Otis drew on his pipe, smiled slightly, then lifted his glass and clinked it to Maggie’s. “Yo ho ho,” the captain said.
CHAPTER 60
“Land!”
Fanny heard Louis’s shout as if in a dream. She lifted her head off the pillow, shook it, then slid down from her bed. Maggie was already standing there in her robe. The lantern in her hand lit the soles of Valentine’s feet, which were coming down at them from her berth overhead. The women hurried along the hallway and up the ladder to the deck, where they found Louis and the captain staring through binoculars into the near darkness. Louis handed the glasses to Fanny. A long low shadow spread itself wide across the distance. “Morning comes on fast here,” the captain said. But this morning was spreading lazily, to reveal a thick patch of clouds sitting atop the water.
Otis ordered the crew to cruise along the northern shore of Nuka Hiva island with Anaho Bay as their goal.

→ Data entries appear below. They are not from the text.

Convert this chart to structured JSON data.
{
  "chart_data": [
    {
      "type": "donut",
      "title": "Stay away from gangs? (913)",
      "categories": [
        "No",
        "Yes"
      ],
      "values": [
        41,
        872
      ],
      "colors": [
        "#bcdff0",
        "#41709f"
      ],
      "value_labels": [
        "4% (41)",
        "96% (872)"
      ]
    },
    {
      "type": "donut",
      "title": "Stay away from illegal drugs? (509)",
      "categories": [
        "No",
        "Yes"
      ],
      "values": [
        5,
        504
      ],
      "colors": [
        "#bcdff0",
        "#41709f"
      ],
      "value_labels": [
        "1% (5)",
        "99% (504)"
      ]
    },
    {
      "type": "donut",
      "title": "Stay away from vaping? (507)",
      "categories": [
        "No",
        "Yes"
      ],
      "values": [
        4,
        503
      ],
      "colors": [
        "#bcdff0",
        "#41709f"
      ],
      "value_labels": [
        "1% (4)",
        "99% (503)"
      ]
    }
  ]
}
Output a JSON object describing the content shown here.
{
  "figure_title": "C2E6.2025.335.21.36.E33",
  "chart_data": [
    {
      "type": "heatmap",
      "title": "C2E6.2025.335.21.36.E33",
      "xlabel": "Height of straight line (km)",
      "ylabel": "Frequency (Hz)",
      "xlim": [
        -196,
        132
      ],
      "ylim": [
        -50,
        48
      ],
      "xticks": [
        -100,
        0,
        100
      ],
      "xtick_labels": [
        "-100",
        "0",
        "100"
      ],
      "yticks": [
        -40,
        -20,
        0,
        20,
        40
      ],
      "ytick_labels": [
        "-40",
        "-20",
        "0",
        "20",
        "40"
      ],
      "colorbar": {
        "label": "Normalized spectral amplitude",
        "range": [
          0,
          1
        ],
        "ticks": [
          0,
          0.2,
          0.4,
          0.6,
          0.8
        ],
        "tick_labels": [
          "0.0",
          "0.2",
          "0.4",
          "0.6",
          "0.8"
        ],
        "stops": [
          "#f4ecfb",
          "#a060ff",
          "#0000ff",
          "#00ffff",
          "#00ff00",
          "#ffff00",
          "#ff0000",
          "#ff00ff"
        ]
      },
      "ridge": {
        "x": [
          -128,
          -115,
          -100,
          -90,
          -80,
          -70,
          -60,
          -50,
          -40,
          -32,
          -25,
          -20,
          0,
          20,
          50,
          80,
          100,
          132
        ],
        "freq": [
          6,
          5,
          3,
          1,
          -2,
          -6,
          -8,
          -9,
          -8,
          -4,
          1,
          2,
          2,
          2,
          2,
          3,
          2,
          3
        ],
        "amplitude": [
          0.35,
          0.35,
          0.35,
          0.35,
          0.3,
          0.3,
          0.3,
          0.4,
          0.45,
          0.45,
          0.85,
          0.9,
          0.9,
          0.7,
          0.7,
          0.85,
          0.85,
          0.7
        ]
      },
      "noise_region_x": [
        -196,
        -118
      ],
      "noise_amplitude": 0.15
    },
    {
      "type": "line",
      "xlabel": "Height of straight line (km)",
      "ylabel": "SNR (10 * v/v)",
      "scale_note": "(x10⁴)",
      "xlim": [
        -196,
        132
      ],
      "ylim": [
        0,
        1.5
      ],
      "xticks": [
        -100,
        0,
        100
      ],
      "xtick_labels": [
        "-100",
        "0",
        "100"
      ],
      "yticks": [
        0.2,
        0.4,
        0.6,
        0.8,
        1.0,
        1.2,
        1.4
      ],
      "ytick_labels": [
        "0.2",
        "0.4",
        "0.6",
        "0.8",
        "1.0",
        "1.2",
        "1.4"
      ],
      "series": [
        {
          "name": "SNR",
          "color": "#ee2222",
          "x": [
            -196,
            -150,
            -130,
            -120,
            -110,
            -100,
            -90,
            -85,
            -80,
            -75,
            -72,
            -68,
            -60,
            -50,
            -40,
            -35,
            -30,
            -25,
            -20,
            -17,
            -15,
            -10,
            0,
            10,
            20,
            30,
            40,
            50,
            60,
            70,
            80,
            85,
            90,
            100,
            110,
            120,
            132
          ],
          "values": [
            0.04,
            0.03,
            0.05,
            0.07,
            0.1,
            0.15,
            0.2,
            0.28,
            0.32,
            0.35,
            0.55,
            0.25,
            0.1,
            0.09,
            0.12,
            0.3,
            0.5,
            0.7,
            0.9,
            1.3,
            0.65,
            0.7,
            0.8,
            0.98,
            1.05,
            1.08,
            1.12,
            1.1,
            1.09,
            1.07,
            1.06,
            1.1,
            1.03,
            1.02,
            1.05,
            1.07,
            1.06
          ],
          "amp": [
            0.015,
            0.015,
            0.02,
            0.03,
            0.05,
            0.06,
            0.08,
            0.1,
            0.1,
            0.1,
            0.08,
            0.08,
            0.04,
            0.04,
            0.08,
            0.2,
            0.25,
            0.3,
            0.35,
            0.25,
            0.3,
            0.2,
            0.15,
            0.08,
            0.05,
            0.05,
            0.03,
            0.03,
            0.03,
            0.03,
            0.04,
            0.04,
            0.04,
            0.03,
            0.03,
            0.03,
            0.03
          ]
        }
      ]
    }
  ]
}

The cook came up with coffee and passed around cups as they watched the dawn give way to day. “There are the two peaks!” someone shouted. Within the hour, the captain had sailed into the bay and dropped anchor.
Bright light illuminated the bank of fog lying on the water between the Casco and Nuka Hiva. The block of white covered their view of the beach, but above and behind the cloud layer, they saw brilliant green peaks rise up to points in the blue sky. Through the white mass, a black form appeared. Lloyd was the first to spot it. “Canoe!” he shouted. Paddles projected from either side. As the form grew larger in the distance, they saw a figure stand up and sit down. Two men came into focus, dressed in proper linen pants and coats. Fanny, Maggie, and Valentine hurried below to dress. When they came back up, the men in the canoe were bobbing alongside the schooner.